Per quanto riguarda le malattie del sangue oggi avete già delle evidenze sull’utilità dell’Ia?
Per alcune situazioni cliniche in ematologia ci sono già delle evidenze molto chiare, derivate da studi clinici molto grandi, che hanno dimostrato le cure giuste per pazienti con determinate caratteristiche. In questo contesto l’intelligenza artificiale non sarebbe molto utile, ma in ematologia ci sono anche situazioni in cui non abbiamo questi studi alle spalle che ci dicano cosa è meglio fare in quella situazione specifica.

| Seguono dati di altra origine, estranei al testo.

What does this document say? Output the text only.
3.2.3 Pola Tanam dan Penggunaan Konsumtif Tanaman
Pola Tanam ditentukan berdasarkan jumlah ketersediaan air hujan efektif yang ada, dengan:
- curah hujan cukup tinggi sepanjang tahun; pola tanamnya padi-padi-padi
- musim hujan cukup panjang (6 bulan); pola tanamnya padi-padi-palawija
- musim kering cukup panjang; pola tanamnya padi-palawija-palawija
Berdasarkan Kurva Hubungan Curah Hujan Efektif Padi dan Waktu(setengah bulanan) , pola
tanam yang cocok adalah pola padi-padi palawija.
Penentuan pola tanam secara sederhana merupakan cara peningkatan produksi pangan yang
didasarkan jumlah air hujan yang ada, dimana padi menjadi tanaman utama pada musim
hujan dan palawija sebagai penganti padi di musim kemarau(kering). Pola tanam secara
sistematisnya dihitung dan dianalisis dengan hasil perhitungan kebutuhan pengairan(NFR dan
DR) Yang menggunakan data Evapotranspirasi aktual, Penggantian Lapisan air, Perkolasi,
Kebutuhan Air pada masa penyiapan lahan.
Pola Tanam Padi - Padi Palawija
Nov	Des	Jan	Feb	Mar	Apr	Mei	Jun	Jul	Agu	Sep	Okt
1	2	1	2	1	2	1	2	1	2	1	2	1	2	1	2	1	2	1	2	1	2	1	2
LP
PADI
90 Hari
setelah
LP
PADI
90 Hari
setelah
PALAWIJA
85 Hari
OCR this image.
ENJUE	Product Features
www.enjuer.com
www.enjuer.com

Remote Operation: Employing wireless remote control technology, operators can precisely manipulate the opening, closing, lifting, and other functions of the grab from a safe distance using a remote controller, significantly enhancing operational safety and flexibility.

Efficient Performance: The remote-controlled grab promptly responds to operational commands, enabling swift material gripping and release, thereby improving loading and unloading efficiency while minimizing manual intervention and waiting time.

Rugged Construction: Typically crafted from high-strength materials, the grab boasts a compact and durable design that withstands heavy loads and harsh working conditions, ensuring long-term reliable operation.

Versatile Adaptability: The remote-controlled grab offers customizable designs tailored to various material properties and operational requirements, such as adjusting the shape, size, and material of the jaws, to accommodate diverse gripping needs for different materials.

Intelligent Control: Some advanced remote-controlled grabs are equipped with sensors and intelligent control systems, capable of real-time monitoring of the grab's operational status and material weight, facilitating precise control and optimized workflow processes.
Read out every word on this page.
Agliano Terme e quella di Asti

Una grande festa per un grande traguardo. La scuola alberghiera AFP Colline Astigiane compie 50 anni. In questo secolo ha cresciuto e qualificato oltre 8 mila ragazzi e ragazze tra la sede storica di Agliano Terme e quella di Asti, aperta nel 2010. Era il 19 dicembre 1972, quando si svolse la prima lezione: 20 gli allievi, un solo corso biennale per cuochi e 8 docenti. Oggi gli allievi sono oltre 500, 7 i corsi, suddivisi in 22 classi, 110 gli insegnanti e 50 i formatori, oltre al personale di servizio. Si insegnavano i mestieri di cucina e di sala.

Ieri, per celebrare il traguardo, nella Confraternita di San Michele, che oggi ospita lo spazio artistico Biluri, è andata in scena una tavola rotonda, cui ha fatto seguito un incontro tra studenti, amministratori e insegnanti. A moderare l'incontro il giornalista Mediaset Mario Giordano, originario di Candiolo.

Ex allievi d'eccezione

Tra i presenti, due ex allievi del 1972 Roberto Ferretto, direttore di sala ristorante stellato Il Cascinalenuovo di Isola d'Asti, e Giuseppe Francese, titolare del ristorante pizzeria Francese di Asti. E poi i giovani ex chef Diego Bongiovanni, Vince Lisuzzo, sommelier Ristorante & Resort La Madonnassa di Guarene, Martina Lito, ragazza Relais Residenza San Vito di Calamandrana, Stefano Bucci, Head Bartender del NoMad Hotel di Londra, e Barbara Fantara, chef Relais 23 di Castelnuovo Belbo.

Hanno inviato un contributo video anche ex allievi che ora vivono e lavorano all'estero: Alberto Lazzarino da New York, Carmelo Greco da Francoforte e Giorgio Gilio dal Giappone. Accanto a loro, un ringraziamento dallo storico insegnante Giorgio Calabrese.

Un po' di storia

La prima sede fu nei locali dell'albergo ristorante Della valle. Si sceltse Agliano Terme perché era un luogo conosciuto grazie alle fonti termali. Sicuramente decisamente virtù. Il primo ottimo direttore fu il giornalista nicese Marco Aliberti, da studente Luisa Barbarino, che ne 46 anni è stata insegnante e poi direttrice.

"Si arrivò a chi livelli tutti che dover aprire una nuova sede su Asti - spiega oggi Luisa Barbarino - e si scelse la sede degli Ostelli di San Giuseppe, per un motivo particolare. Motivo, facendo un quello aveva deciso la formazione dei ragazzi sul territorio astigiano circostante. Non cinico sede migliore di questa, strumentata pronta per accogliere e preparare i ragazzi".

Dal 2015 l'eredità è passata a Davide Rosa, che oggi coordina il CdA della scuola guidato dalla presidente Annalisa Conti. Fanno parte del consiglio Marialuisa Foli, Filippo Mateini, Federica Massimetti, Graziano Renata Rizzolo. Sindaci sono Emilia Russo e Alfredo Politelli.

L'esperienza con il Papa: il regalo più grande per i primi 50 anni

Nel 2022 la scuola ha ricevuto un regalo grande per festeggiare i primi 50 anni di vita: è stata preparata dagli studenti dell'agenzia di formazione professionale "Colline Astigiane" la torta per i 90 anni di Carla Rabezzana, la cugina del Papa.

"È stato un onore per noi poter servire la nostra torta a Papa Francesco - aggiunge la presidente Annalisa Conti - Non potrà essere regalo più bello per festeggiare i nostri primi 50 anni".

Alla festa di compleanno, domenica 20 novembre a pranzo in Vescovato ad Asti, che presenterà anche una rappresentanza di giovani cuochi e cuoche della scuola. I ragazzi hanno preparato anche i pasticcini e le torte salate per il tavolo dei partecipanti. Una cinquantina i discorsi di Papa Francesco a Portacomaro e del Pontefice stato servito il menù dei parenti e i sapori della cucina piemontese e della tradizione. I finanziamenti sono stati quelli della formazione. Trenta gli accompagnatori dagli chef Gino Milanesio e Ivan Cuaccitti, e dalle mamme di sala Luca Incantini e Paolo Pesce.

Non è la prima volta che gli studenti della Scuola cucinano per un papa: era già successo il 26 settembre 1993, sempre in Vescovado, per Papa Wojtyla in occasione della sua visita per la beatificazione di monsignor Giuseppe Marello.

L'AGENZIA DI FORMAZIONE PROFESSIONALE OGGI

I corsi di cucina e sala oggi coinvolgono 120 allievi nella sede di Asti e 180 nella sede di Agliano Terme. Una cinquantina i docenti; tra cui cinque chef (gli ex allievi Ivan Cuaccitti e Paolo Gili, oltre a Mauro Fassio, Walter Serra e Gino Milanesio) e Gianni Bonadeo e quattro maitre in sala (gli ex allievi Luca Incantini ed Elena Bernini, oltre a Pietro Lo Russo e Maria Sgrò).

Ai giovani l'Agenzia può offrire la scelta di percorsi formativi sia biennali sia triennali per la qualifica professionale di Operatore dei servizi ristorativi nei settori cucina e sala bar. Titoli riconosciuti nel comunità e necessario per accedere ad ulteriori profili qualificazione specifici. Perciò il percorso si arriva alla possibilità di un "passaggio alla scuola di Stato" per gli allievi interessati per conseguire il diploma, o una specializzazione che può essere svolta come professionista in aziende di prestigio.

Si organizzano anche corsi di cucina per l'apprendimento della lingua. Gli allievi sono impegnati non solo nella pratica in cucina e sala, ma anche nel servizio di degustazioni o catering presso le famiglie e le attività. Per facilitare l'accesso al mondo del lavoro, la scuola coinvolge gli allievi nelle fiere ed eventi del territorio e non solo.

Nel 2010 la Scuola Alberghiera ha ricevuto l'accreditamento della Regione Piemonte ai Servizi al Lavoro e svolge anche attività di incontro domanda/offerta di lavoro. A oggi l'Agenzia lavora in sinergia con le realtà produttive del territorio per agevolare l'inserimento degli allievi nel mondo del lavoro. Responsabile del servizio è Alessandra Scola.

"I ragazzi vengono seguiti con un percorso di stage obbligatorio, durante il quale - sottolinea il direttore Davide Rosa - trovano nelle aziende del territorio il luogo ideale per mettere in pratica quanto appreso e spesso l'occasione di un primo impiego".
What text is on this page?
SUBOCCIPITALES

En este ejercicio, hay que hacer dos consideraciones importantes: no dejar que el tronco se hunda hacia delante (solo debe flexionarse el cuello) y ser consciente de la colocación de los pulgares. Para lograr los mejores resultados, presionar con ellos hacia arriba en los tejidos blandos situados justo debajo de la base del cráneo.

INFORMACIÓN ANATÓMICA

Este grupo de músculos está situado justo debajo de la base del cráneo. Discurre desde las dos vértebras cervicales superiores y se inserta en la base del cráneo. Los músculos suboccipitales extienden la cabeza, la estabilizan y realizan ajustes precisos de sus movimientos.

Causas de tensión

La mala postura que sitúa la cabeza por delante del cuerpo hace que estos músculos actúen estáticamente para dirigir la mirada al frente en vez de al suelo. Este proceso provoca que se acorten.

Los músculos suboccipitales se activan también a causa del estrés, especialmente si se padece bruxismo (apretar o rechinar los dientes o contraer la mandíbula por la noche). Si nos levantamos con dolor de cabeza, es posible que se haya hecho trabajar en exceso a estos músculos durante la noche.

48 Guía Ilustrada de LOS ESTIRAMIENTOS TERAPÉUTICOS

Ci aiuta con un esempio pratico?
Una situazione tipica è la scelta del momento in cui fare un trapianto di cellule staminali in un paziente con leucemia, per alcuni può sembrare una banalità, ma in realtà si tratta di una scelta molto difficile perché il trapianto, oltre a essere utile, è anche tossico e ha un rischio di mortalità. È fondamentale identificare il momento giusto per questa procedura in ogni paziente, per massimizzare l’efficacia del trattamento e minimizzare i rischi.
L’algoritmo in questi casi sarebbe una risorsa?
Abbiamo già sviluppato un algoritmo che è in grado di elaborare tantissime informazioni che un medico non può avere a disposizione singolarmente. Il suggerimento clinico dell’algoritmo, e sottolineo la parola suggerimento, su quello che può essere il momento più opportuno per il trapianto può essere un aiuto valido. Ribadisco però che a tutto questo deve essere associata la competenza del clinico che grazie all’Ia può mettere insieme tulle le informazioni disponibili per fare poi la scelta più corretta.
Ma quando parliamo di leucemie in Italia di che numeri stiamo parlando?
I nuovi casi di leucemie in Italia sono 3/5 mila all’anno, si tratta di una malattia fortunatamente rara, ma molto severa e complessa. Per questo è utile pensare all’uso dell’intelligenza artificiale, perché non esiste una sola leucemia, ma ne esistono tantissimi tipi dal punto di vista biologico e avere uno strumento che ci aiuti a districarci in questa complessità, per poi fare le scelte giuste per i pazienti, è particolarmente importante. L’età media di diagnosi di un paziente con leucemia acuta, inoltre, è tra i 65 e i 70 anni, quindi, con tutte le criticità gestionali già menzionate.
Quali altri scenari futuri?
L’aspetto gestionale e in particolare il miglioramento del colloquio tra medico e paziente, compreso l’inserimento del punto di vista del paziente nel percorso terapeutico. Le associazioni di pazienti insistono sull’importanza che il medico, durante la visita, non scriva tutto il tempo al computer, ma dialoghi più attivamente con il paziente. I pazienti, inoltre, vorrebbero partecipare in modo più attivo alle decisioni che lo riguardano. Nella letteratura scientifica è noto che introdurre il punto di vista del paziente nelle decisioni cliniche migliora l’efficacia di tali strategie. L’Ia sta sviluppando dei prodotti, molto vicini alla commercializzazione, che sono in grado di catturare ciò che un medico e un paziente dicono durante una visita e farne un referto automatico.
Ci sono sviluppi anche per quanto riguarda i farmaci?
Sui farmaci innovativi l’intelligenza artificiale ha “colonizzato” lo sviluppo di nuove molecole in quanto è uno strumento che accelera molto l’individuazione di nuovi farmaci e nuove soluzioni di cura per malattie specifiche. Ciò che prima si faceva in laboratorio, quindi, con lunghissimi esperimenti, oggi può essere suggerito in modo efficiente e molto più rapido da algoritmi che riducono tempi e costi.
Quanto conta la collaborazione tra i tecnici che creano l’algoritmo e i clinici?
La competenza tecnologica, in un ambito così complesso, non ha la possibilità di essere pervasiva e rispondere alle esigenze dei pazienti senza la collaborazione dei clinici. È importante tenere conto del punto di vista degli utilizzatori che sono il medico e il paziente. Essenziale anche la formazione dei medici e delle nuove classi di ragazzi che studiano medicina su queste tecnologie.